In questi giorni si sta utilizzando molta propaganda su questa tematica?

«Non solo, si sta usando quello che altri hanno fatto senza chiedere nulla alla cittadinanza. Non è che mi occupo dell’ospedale per prendere voti. Si sta facendo molta propaganda. Il commissario alla sanità del Molise ce l’ha messo il Governo targato tutti, manca soltanto la Meloni. Lei farà parte del prossimo Governo. Tutti sapevano che tutto bisognava fare meno che questo perché lo avevano dichiarato tutti che Toma era un disastro. Hanno grandi responsabilità. Possono venire qua Di Maio, Conte o tutti gli altri che verranno a raccontarci di quello che sta accadendo in Molise o che dobbiamo stare attenti alla destra espressione di quel Toma che sta affamando il Molise. Loro lo hanno foraggiato con questo provvedimento in quella che è la parte peggiore della sanità.»

 

 

Lei come valuta questa scelta bipartisan?

«Un Governo è fatto di tutte le anime, Draghi non può essere eletto se manca qualcuno. Se in questa “salute pubblica” entra pure Berlusconi che contava come il due di coppe fino a pochi mesi fa, perché la Lega e Meloni avevano preso tutto, se il Governo è di tutti e Berlusconi ha un presidente di regione è chiaro che al tavolo deve andare a chiedere qualcosa. E nessuno può dire nulla, altrimenti il tavolo si rompe.»

 

Seguendo il suo ragionamento, perché le forze politiche che stanno dall’altra parte hanno assecondato questa scelta?

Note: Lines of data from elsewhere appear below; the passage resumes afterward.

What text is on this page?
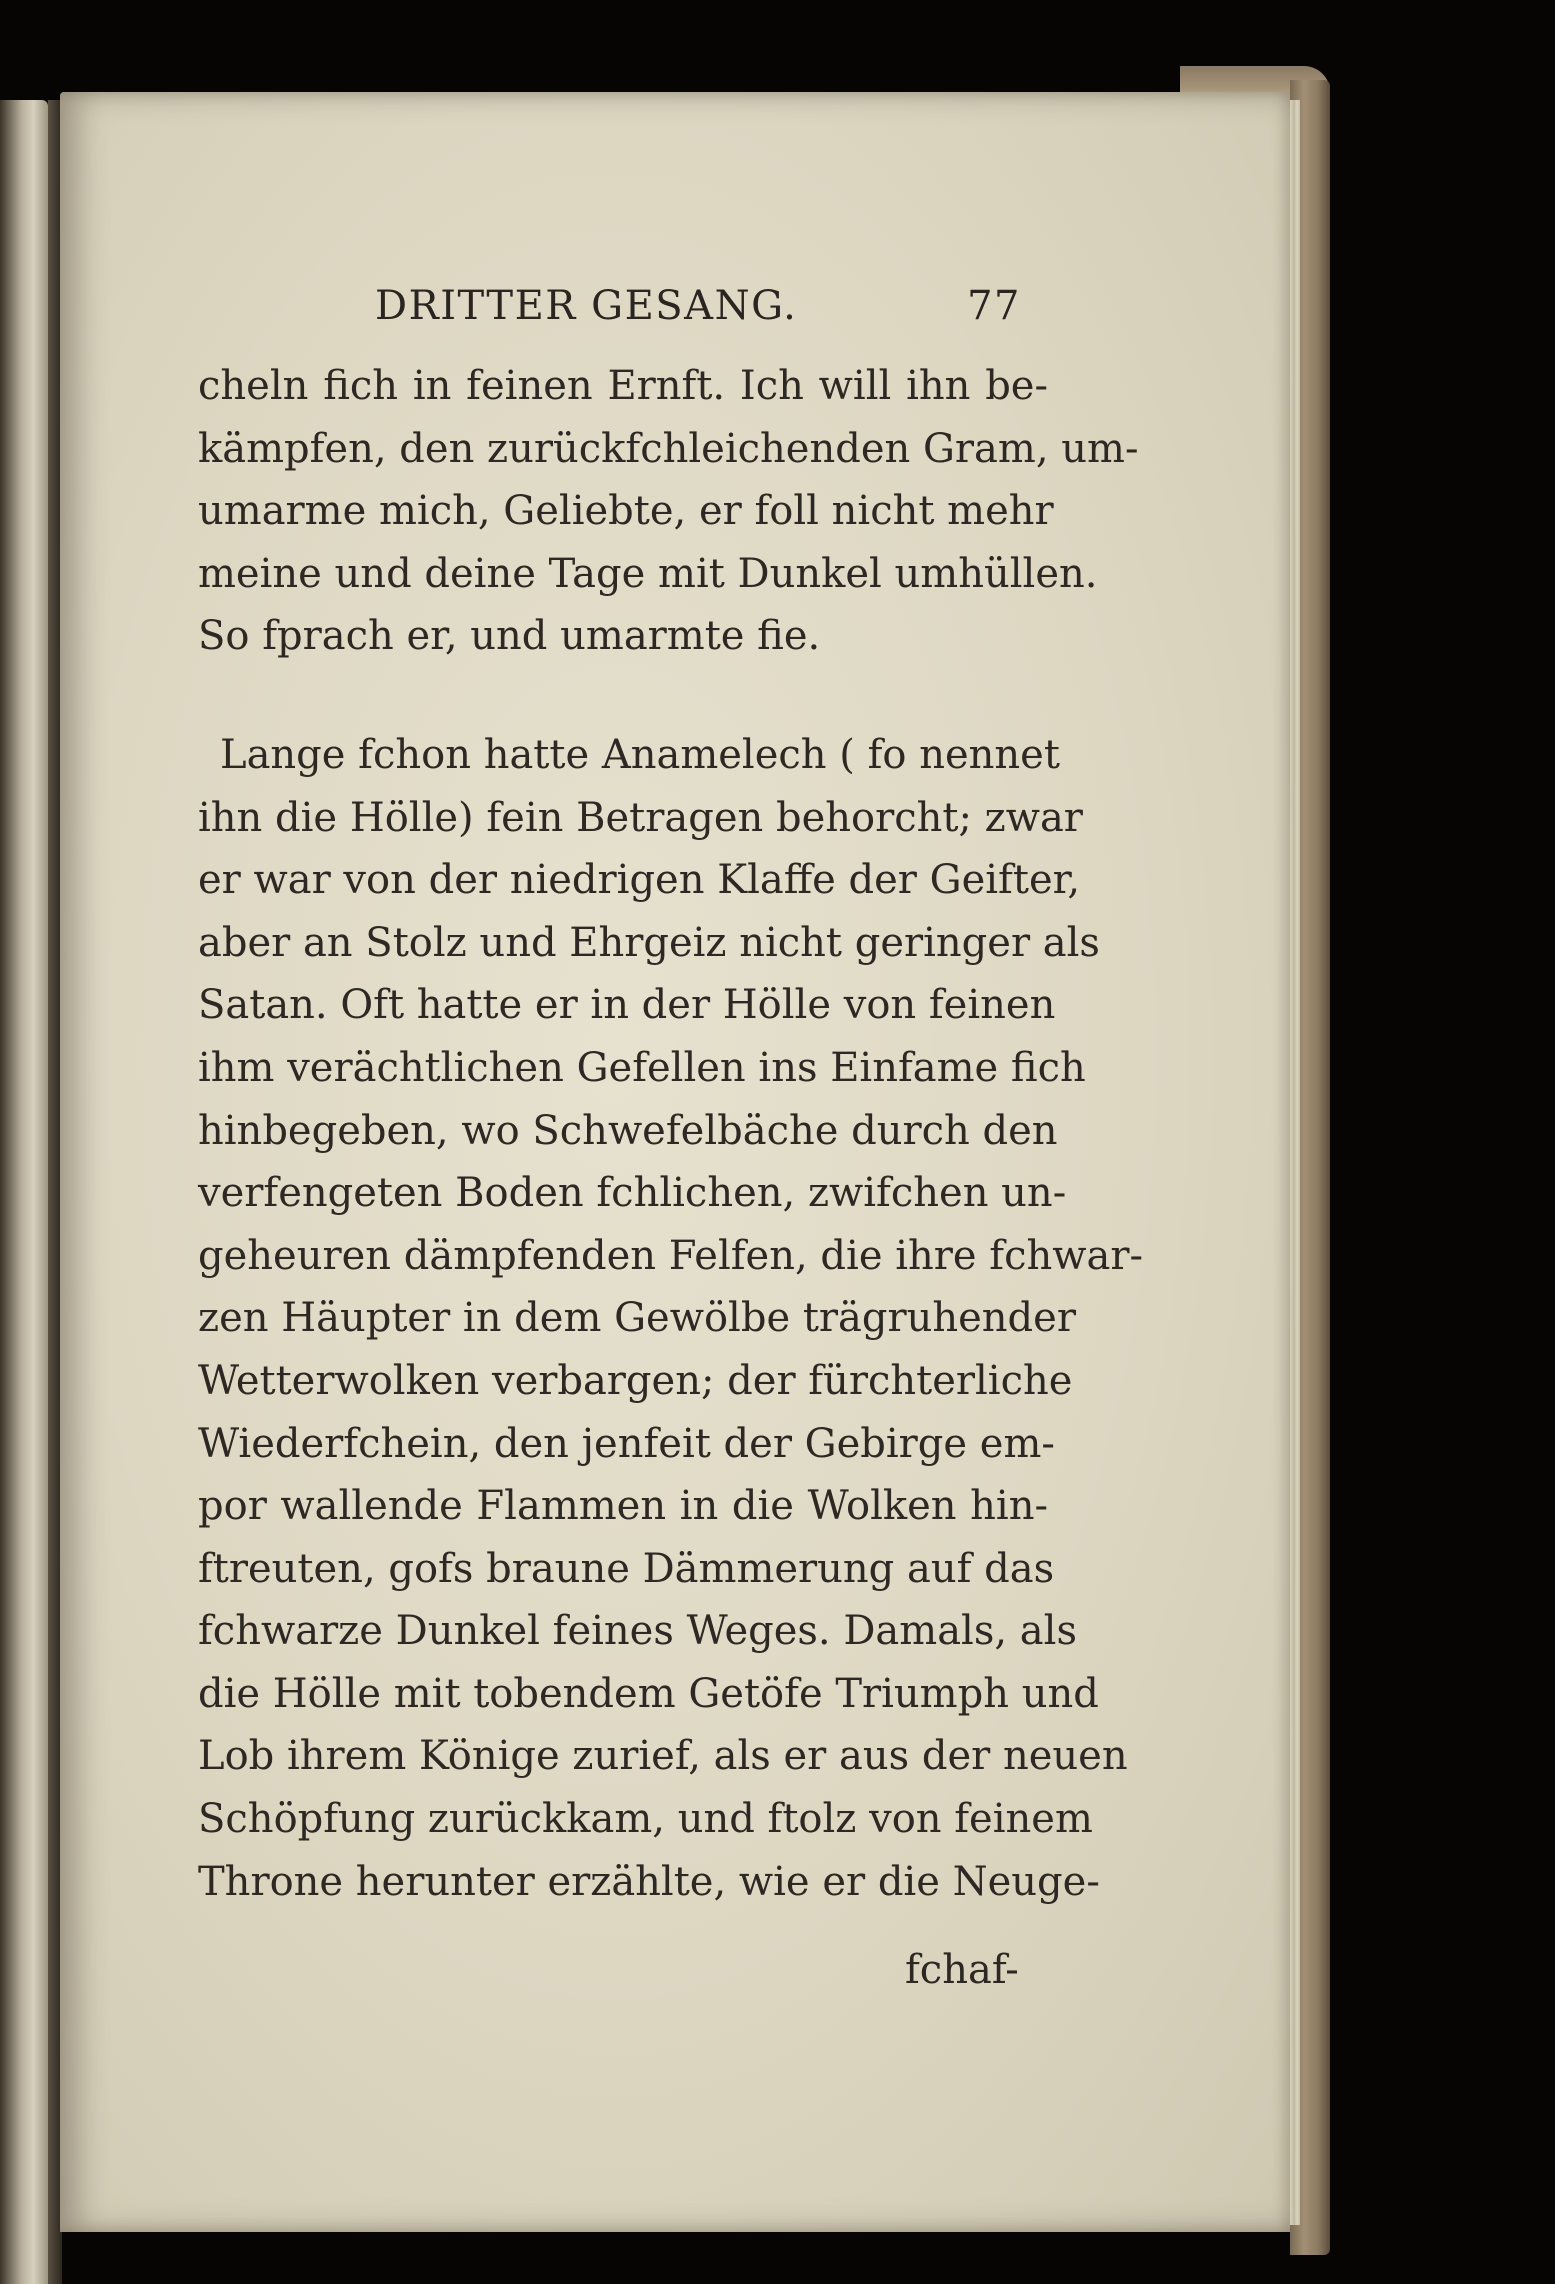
DRITTER GESANG.	77
cheln fich in feinen Ernft. Ich will ihn be-
kämpfen, den zurückfchleichenden Gram, um-
umarme mich, Geliebte, er foll nicht mehr
meine und deine Tage mit Dunkel umhüllen.
So fprach er, und umarmte fie.
Lange fchon hatte Anamelech ( fo nennet
ihn die Hölle) fein Betragen behorcht; zwar
er war von der niedrigen Klaffe der Geifter,
aber an Stolz und Ehrgeiz nicht geringer als
Satan. Oft hatte er in der Hölle von feinen
ihm verächtlichen Gefellen ins Einfame fich
hinbegeben, wo Schwefelbäche durch den
verfengeten Boden fchlichen, zwifchen un-
geheuren dämpfenden Felfen, die ihre fchwar-
zen Häupter in dem Gewölbe trägruhender
Wetterwolken verbargen; der fürchterliche
Wiederfchein, den jenfeit der Gebirge em-
por wallende Flammen in die Wolken hin-
ftreuten, gofs braune Dämmerung auf das
fchwarze Dunkel feines Weges. Damals, als
die Hölle mit tobendem Getöfe Triumph und
Lob ihrem Könige zurief, als er aus der neuen
Schöpfung zurückkam, und ftolz von feinem
Throne herunter erzählte, wie er die Neuge-
fchaf-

«Da una parte stanno da quella parte e da una parte no.»

 

 

Che significa?

«Per fare un Governo se c’è bisogno pure di questi non puoi dire di no. L’importante è sbarcare la giornata, guadagnarsi la pagnotta. Lo hanno dichiarato in diverse occasioni, di ideologico non c’è assolutamente niente. Alla luce di questo si può fare tutto e il contrario di tutto. È inutile farsi costruzioni complicate, si andrebbe a giustificare qualche cosa di intelligente. È soltanto una operazione di affari e gli affari convengono a tutti. Il dopo Frattura, che era targato Forza Italia, è targato ancora Forza Italia. Non è cambiato molto. Le sfumature sono talmente poco evidenti che non ti accorgi dei confini. Sono gli interessi quelli che contano. Alle prossime elezioni regionali chi promette di più alla sanità privata quello sarà il prossimo presidente.»

 

Dodici anni di commissariamento, innumerevoli commissari si sono susseguiti, un debito che diventa sempre più drammatico. Ma come si esce da questa situazione? È la politica che deve dare una risposta?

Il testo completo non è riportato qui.